I nearly included, in the last paragraph's first sentence, "and that seems to describe its author as well as it does its subject." Now I'm convinced I should have included it. After reading four Said articles (including "Bach for the Masses": interestingly, this article overlaps in two major ways with this one; it reiterates both that Bach's polyphonic genius is "unequalled before or since--and that Lawrence Dreyfus has a great book on the subject), "traditional, yet constantly pushing at the limits of what was acceptable" describes Said's writing style and what I can tell about the man himself. Said's most enjoyable sentences are exactly that. His "additive" sentences can become rivers-over-levees that sweep down into an ocean. Here, on the difficulty of achieving virtuosity:
The science of sound-production, the rigours of the well-tempered harmonic system, the formalities of composition, the physical disciplines of learning how to play and then perform an instrument (or to sing an aria or lied)--all these require years of practice and study, epscially in the perfecting of mind-ear-hand (or voice) co-ordination and the ability to deploy it unerringly, without hesitation, that lies at the heart of virtuoso performing. (279)

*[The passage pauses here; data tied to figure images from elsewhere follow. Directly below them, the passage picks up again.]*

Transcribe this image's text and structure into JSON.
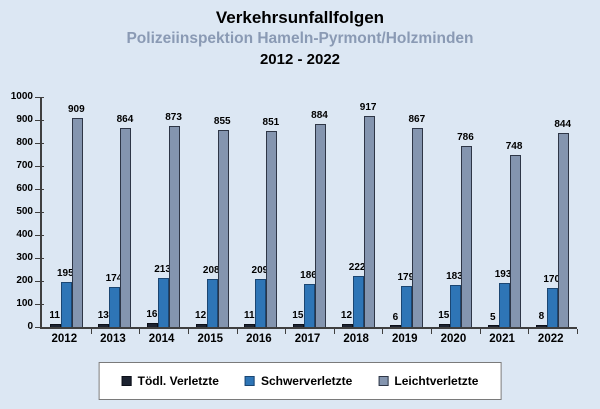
{
  "header": {
    "title": "Verkehrsunfallfolgen",
    "subtitle": "Polizeiinspektion Hameln-Pyrmont/Holzminden",
    "period": "2012 - 2022"
  },
  "chart_data": {
    "type": "bar",
    "categories": [
      "2012",
      "2013",
      "2014",
      "2015",
      "2016",
      "2017",
      "2018",
      "2019",
      "2020",
      "2021",
      "2022"
    ],
    "series": [
      {
        "name": "Tödl. Verletzte",
        "color": "#1c2331",
        "border": "#0b0f18",
        "values": [
          11,
          13,
          16,
          12,
          11,
          15,
          12,
          6,
          15,
          5,
          8
        ]
      },
      {
        "name": "Schwerverletzte",
        "color": "#2e75b6",
        "border": "#1b4672",
        "values": [
          195,
          174,
          213,
          208,
          209,
          186,
          222,
          179,
          183,
          193,
          170
        ]
      },
      {
        "name": "Leichtverletzte",
        "color": "#8495af",
        "border": "#2e3646",
        "values": [
          909,
          864,
          873,
          855,
          851,
          884,
          917,
          867,
          786,
          748,
          844
        ]
      }
    ],
    "title": "Verkehrsunfallfolgen Polizeiinspektion Hameln-Pyrmont/Holzminden 2012 - 2022",
    "xlabel": "",
    "ylabel": "",
    "ylim": [
      0,
      1000
    ],
    "yticks": [
      0,
      100,
      200,
      300,
      400,
      500,
      600,
      700,
      800,
      900,
      1000
    ],
    "grid": false,
    "value_labels": true,
    "legend_position": "bottom"
  },
  "colors": {
    "background": "#dce7f3",
    "axis": "#3f3f3f",
    "subtitle": "#8a9ab4",
    "legend_background": "#ffffff",
    "legend_border": "#7a7a7a"
  }
}
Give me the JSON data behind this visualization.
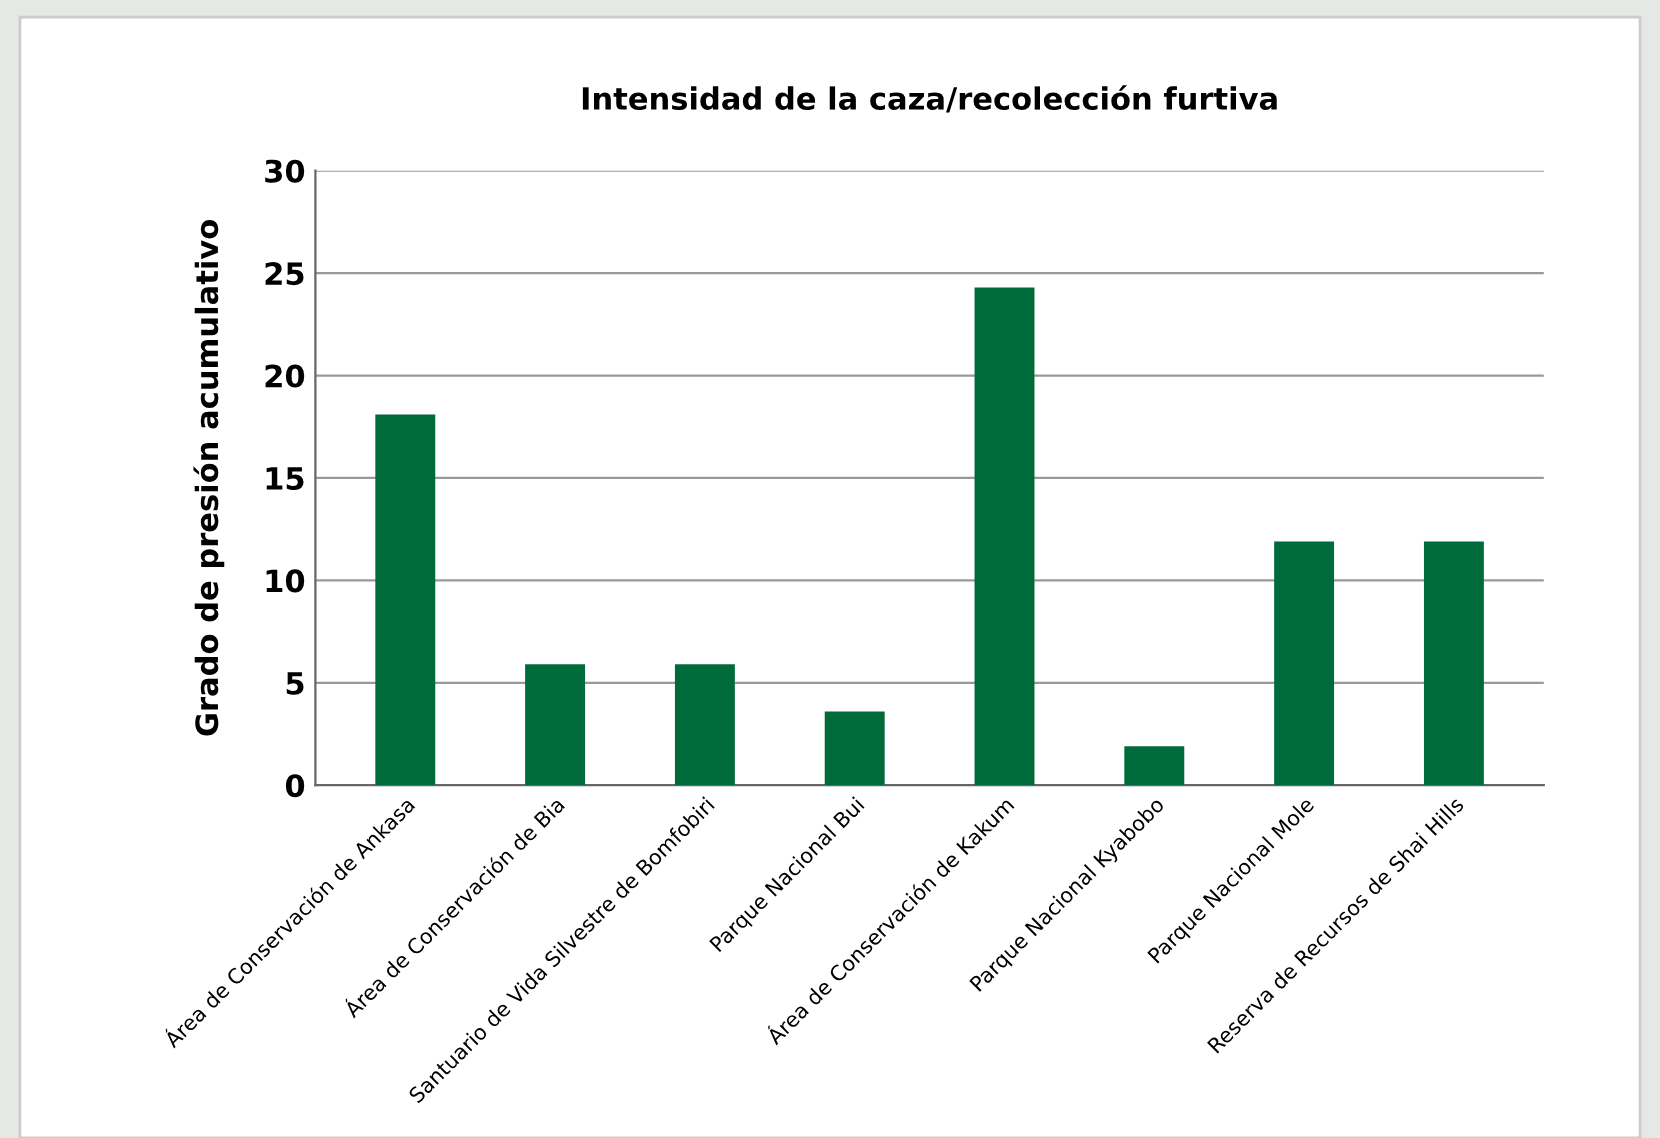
{
  "chart_data": {
    "type": "bar",
    "title": "Intensidad de la caza/recolección furtiva",
    "ylabel": "Grado de presión acumulativo",
    "categories": [
      "Área de Conservación de Ankasa",
      "Área de Conservación de Bia",
      "Santuario de Vida Silvestre de Bomfobiri",
      "Parque Nacional Bui",
      "Área de Conservación de Kakum",
      "Parque Nacional Kyabobo",
      "Parque Nacional Mole",
      "Reserva de Recursos de Shai Hills"
    ],
    "values": [
      18.1,
      5.9,
      5.9,
      3.6,
      24.3,
      1.9,
      11.9,
      11.9
    ],
    "color": "#006b3a",
    "ylim": [
      0,
      30
    ],
    "yticks": [
      0,
      5,
      10,
      15,
      20,
      25,
      30
    ],
    "grid": "y"
  }
}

Said is performing as virtuosically as those he describes, his sentence showing both the endurance and the facility that literacy demands just as well as concertizing does.
Or, in interrupted style, on composition as literal creation:
In Doktor Faustus, Thomas Mann speaks of Adrien Leverkuhn's (and his father's) inclination to 'speculate the elements' (die elementa spekulierin)--that ultimately dangerous pursuit of dabbling not just in nature's oddities (inanimate crystals that behave like animate forms for instance) but in alchemy, necromancy, and magic, arts not urelated to music, which put the speculator in the position of creator. (286)


This speculation is what Said castigates Wolff for not having done. From the sentence above, this is what he believes Bach has done. In turn, this is what he is doing to Bach--and even admits to doing, calling his vision of Bach's cosmic ambition "a really imaginative aesthetic construction of Bach" done "speculatively" (284).

As I read the above, I am again struck: perhaps this is also what I am doing to Said. For what is any human work but a creation? And what is nearer to human nature than the desire to rival God? Along with Said, I believe that Bach after 1735 did have a purpose for his entire oeuvre. I'm just not searching for cosmic reality in it. Perhaps I'm afraid my own "piety and expressions of humility before God" might also be only a "way of keeping something else darker--more exuberant, more hubristic, verging on the blasphemous--at bay." As I look into my own heart, how can I shout him down? On the other hand, I see no disconnect between "unappeased creative energy" and "devoutness" (288-89). A deeply wrought combination of both is my goal for my own musical life.

If only I could be sure it was Bach's too.